Maybe he is mad. Several times throughout this introductory sequence director Frank Perry cuts directly from a medium shot of Ned to a ferocious close-up, and the difference in the face between the two camera angles is telling. From a distance, Ned looks a little romantic; from up close, he looks deranged. After all, he wanders into his idyllic backyard from the woods with no explanation as to what he was doing out on a jaunt through the foliage in nothing but his swimming trunks. Where was he before? How did he get there in a speedo? Who knows? That’s what we’ll find out as his journey along “The Lucinda River”, named for his wife, unfolds.
“The Swimmer”, based on a New Yorker piece by John Cheever, becomes an upper class adventure story, with a WASP as our tragic hero, a seeming midlife crisis eventually revealing itself as something more sinister, akin to a ghost story, the epilogue of bourgeois prosperity gone bust, as if he’s a male Miss Havisham in swim trunks, one kicked out of his mansion instead of left to waste away in it. And with each successive poolside encounter, escalating in their confrontational nature, the more the details of his predicament fall into place, albeit intermittently and elliptically. When he meets Julie Ann Hooper (Janet Landgard), his family’s babysitter, only to realize she’s all grown up, twenty years old and with a boyfriend. In these moments, his eyes can’t quite compute the changes, as if years have passed and he missed them.
1968, as chronicled in Mark Harris’s wonderful book “Pictures at a Revolution”, marked a tipping point in American motion pictures, from the studio system that was on its last legs to the more personal, fly-by-night filmmaking of the 70’s. “The Swimmer” feels caught between those two worlds, with a strident, operatic score, and precisely blocked, overly written sequences that come on like impassioned soap operas at odds with the film’s abnormal narrative and refusal to make every last detail abundantly clear. I kept imagining, perhaps unfairly, what this movie might look like now, with a more razor-sharp, lifelike quality to the satire, and with, say, a stone-faced, satirically committed Alec Baldwin as Ned.
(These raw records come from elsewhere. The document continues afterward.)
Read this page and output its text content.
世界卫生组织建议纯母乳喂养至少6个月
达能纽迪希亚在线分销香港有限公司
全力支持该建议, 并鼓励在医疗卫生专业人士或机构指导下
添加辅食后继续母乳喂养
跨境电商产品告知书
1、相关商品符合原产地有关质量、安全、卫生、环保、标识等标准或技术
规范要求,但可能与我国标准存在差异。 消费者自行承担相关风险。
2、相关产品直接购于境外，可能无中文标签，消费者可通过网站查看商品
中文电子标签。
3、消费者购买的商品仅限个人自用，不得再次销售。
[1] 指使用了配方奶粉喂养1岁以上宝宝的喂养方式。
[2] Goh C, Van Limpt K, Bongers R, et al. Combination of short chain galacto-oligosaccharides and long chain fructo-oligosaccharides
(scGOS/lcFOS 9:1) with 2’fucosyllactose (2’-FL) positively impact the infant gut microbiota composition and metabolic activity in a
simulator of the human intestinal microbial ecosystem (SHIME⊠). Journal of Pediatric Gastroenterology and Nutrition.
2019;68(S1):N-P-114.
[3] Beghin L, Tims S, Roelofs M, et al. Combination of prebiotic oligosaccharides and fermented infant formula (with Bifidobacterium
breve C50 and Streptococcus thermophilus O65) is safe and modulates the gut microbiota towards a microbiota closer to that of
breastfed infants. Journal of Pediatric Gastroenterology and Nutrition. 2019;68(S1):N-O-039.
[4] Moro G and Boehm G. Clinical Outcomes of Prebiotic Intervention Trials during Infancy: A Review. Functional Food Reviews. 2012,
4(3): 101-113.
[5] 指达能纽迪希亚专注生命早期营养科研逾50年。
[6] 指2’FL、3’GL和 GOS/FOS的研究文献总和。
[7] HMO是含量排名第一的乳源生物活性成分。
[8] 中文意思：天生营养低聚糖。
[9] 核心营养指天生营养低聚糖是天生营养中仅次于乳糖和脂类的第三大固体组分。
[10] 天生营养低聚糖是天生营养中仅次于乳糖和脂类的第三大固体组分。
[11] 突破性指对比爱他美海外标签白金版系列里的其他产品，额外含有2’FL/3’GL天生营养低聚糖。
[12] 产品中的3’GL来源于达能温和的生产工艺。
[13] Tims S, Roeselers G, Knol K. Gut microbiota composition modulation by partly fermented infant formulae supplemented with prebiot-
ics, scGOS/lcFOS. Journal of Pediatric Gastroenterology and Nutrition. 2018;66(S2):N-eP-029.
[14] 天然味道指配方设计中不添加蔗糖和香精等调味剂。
Lancaster himself sings in tune with many of the scenes and not so much with others. His richly imitable baritone voice renders all his character’s fanciful hokum like “You’re the captain of your soul – that’s what counts” like the strained ravings of a nutcase. On the other hand, when he screams to heavens toward the end when the woman he might have loved declares she never loved him, Lancaster comes across depressingly out of his depth, a Golden Age titan crumbling in a moment that required John Cassavetes on call.
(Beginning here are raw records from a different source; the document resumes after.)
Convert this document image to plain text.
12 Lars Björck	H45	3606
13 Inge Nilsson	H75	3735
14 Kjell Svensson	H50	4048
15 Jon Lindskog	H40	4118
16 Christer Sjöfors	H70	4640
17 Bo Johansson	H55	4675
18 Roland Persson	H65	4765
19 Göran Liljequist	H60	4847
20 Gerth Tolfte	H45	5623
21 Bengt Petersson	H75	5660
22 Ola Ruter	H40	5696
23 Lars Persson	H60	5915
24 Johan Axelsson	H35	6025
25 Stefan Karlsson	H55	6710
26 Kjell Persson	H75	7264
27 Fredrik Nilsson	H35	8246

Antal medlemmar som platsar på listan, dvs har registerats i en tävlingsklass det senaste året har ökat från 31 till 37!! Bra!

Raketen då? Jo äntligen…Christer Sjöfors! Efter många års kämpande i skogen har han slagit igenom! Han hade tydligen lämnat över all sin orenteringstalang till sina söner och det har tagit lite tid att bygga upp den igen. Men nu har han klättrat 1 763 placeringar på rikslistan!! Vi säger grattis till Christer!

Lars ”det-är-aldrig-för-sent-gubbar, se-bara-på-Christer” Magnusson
Still, for whatever doesn’t quite work in scattered individual moments, his overall manner is effective. Lancaster could so capably evince an air of grounded nobility, and here he strips that nobility away, scene by scene, until absolutely none of it is left, merely the shell of a man whose once-greatness now only exists in the recesses of his mind, where he’s gone to hide only to find it re-surfacing with every lap from one end of the pool to the other.
Watching this movie I kept thinking of another Lancaster movie, though one in which he was a bit player rather than the star. That was “Field of Dreams”, the parable of Kevin Costner’s Ray Kinsella building a baseball field in the Iowa corn. While most characters suspected Ray of having a psychotic break, he was proven right, his hallucinations revealed as divine instructions, happily ever after. Ned is like Ray’s distant cousin, just as fantastical but hearing no voices other than the ones in his head, which guide him to an ending he has already endured and now must endure all over again.